Die Schwesterkommission des Nationalrats (APK-N) wies bereits im Juni 2022 auf den Bürgerkrieg in Myanmar und das Schicksal der Rohingya-Flüchtlinge hin, die in Bangladesch ohne Perspektiven auf Rückkehr nach Myanmar oder Perspektiven auf sichere Lebensgrundlagen im Land selbst, im grössten Flüchtlingslager der Welt leben. Sie forderte den Bundesrat auf, sich im Sicherheitsrat aktiv um diese beiden eng miteinander verknüpften, aber von der Weltöffentlichkeit weitgehend vergessenen humanitären Krisen zu kümmern. Weil der Bundesrat seither keine Anstalten machte, der Aufforderung des Parlaments Folge zu leisten, kam das Thema in der APK-N Mitte Januar erneut auf den Tisch, wie der knappen Medienmitteilung zur entsprechenden Sitzung zu entnehmen ist.
Ratspräsidentschaft als Gelegenheit
Dabei böte sich der Schweiz im kommenden Mai, also in gut zwei Monaten, eine hervorragende Gelegenheit, diesen und anderen ähnlichen Krisen die benötigte Aufmerksamkeit zu verschaffen. Dann nämlich wird die Schweiz einen Monat lang den Vorsitz des Sicherheitsrats innehaben. Das bedeutet zwar in erster Linie viel Protokoll und eine gute Koordination der zahlreichen wiederkehrenden Geschäfte, um einen reibungslosen Ablauf der Ratsgeschäfte zu garantieren. Gleichzeitig gibt die Ratspräsidentschaft einem Land aber auch die Möglichkeit, eigene thematische und geografische Schwerpunkte zu setzen und scheinbar aussichtlose Debatten wieder in Gang zu bringen.
Im Einklang mit ihren vier übergeordneten Prioritäten hat die Schweiz daher auch schon einen sogenannten «Signature Event» zum Schutz der Zivilbevölkerung angekündigt – bislang allerdings ohne Verweis auf konkrete Krisensituationen, die dringend einer Diskussion bedürften. Ganz offensichtlich will sich die Schweiz alle Optionen offenhalten und erst den jährlichen Bericht des UNO-Generalsekretärs zum Thema abwarten, der in der Regel Anfang Mai veröffentlicht wird.
Angesichts des demokratisch legitimierten Auftrags des Parlaments, sich um Fälle wie Armenien und Aserbeidschan oder Myanmar und die Rohingya zu kümmern, liegt eine vertiefte Behandlung dieser beiden Fälle auf der Hand. Zwar hat der Sicherheitsrat erst im Dezember 2022 eine Resolution zur humanitären Krise in Myanmar verabschiedet. Nach Ansicht vieler Beobachter:innen weist sie aber erhebliche Lücken auf und wird der dramatischen Situation der Zivilbevölkerung mit Millionen intern Vertriebener in keiner Weise gerecht. Kleine, aber konkrete weitere Schritte könnten auch hier von grosser Bedeutung für hunderttausende Menschen in Not sein.

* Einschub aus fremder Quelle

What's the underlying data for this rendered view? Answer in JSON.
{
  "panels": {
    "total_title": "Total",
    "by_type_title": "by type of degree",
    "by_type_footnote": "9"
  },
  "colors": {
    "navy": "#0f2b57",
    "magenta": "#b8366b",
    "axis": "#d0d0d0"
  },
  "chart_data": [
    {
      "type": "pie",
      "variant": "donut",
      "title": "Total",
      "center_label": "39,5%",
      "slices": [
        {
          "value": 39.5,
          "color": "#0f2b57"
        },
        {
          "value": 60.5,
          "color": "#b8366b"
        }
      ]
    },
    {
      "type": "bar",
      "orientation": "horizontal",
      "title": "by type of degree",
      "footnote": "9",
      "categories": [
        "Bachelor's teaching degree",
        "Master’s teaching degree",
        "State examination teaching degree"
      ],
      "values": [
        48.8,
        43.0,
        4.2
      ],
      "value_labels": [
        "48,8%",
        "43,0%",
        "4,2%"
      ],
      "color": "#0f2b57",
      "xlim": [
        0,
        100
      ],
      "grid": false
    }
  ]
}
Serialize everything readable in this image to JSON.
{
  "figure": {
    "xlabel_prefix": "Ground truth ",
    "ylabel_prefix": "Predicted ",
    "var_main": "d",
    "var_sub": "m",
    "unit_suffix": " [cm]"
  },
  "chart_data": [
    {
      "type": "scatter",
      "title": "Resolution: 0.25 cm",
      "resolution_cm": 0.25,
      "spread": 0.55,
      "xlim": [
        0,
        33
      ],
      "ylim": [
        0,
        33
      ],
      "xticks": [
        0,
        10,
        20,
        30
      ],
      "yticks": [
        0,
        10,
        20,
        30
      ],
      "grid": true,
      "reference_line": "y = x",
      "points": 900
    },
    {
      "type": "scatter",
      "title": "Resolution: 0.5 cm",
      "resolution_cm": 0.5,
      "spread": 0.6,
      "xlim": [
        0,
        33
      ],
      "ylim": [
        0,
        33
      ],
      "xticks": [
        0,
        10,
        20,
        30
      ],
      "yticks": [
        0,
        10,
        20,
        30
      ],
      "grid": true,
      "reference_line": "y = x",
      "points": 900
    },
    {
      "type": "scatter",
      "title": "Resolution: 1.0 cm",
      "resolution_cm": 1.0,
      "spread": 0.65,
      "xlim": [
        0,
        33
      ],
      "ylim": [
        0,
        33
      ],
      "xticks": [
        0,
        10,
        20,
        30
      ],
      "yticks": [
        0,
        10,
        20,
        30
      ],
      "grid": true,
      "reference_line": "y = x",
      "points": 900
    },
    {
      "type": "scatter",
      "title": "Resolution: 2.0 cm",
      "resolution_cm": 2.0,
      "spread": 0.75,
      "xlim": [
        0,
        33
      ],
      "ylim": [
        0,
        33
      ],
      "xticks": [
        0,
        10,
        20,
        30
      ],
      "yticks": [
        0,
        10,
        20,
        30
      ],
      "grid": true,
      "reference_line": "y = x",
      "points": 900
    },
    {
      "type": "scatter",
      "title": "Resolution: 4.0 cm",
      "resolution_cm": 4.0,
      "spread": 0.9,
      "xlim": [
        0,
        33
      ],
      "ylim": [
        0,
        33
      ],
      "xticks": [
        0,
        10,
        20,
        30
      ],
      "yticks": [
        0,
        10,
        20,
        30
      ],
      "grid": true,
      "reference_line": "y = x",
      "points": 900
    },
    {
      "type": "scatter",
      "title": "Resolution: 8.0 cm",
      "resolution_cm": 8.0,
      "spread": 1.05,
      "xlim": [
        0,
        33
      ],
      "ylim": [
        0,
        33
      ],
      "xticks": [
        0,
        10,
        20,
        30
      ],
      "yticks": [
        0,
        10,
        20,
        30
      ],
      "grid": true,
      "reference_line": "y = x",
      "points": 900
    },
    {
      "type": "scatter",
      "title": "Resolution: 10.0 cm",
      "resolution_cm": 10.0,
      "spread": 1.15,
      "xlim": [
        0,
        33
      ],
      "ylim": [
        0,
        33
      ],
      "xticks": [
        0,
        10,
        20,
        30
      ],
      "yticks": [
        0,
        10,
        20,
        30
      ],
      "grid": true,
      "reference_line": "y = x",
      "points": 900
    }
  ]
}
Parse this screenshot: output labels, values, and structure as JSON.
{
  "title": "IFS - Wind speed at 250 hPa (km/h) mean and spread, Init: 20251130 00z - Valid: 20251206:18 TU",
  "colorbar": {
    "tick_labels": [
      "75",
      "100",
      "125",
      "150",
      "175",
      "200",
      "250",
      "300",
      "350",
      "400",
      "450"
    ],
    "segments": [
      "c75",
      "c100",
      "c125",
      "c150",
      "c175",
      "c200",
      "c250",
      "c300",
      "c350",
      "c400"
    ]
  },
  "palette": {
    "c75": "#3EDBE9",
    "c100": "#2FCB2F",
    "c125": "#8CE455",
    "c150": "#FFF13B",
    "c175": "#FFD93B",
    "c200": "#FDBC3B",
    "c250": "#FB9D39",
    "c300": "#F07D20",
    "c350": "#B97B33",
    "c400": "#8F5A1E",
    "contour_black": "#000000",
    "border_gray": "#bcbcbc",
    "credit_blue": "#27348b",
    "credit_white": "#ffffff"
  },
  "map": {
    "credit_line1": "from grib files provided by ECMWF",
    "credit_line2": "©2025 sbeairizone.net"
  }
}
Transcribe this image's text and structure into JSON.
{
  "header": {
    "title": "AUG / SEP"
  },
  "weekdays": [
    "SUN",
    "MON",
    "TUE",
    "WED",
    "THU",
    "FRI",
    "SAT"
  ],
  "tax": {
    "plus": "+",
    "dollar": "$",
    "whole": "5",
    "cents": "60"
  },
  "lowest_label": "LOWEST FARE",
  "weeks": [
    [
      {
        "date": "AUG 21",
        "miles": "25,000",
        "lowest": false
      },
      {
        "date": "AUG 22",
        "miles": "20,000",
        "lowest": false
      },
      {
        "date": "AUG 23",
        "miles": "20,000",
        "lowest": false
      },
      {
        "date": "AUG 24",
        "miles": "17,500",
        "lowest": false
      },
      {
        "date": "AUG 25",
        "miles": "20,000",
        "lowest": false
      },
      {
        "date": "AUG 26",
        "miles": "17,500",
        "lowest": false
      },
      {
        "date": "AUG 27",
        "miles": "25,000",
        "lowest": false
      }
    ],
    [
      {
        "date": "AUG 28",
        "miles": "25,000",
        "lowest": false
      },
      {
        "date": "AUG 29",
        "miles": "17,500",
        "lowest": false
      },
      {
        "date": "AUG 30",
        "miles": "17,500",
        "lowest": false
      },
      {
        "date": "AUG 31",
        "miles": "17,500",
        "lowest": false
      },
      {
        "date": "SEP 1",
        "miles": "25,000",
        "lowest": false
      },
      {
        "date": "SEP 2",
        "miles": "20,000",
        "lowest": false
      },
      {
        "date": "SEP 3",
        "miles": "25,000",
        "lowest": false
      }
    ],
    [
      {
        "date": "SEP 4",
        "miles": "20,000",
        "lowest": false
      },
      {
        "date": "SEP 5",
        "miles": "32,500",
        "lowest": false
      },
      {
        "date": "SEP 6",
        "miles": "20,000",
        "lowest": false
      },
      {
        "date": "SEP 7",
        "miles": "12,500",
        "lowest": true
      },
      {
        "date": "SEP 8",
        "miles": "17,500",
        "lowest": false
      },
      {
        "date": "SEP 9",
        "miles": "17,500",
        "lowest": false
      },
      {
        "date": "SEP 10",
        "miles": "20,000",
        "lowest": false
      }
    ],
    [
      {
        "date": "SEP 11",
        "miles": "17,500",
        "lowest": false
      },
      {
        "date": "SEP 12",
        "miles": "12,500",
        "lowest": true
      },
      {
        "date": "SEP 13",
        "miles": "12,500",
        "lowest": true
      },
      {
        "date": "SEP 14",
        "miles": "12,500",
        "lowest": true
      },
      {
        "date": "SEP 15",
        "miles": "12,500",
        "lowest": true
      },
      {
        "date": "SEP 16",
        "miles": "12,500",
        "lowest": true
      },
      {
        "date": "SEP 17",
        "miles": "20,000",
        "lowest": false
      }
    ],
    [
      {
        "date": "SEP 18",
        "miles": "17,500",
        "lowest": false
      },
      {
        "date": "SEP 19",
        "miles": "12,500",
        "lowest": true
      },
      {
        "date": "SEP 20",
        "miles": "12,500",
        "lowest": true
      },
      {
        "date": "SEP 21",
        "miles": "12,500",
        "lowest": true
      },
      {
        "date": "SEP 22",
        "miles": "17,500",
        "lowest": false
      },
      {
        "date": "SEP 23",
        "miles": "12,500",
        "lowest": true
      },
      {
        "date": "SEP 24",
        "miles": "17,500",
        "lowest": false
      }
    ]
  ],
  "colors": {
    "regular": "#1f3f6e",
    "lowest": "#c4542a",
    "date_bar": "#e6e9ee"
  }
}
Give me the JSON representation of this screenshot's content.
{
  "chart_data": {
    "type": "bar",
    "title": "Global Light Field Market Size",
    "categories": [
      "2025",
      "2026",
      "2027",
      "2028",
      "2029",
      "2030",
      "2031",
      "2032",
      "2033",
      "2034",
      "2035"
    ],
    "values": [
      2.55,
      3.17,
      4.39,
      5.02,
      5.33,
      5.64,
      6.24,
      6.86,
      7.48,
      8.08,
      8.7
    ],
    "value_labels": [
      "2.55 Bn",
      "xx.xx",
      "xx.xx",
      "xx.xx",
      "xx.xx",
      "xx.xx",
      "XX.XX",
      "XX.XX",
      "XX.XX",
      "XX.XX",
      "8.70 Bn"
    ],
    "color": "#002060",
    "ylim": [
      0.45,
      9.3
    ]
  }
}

Dass sie in der Lage und bereit ist, die grosse Bühne des Sicherheitsrats mit dem nötigen diplomatischen Geschick, mit Mut und Kreativität zu nutzen, hat die Schweiz im Fall von Syrien schon früh unter Beweis gestellt. Nun ist es an der Zeit, das erste zählbare Resultat zu bestätigen.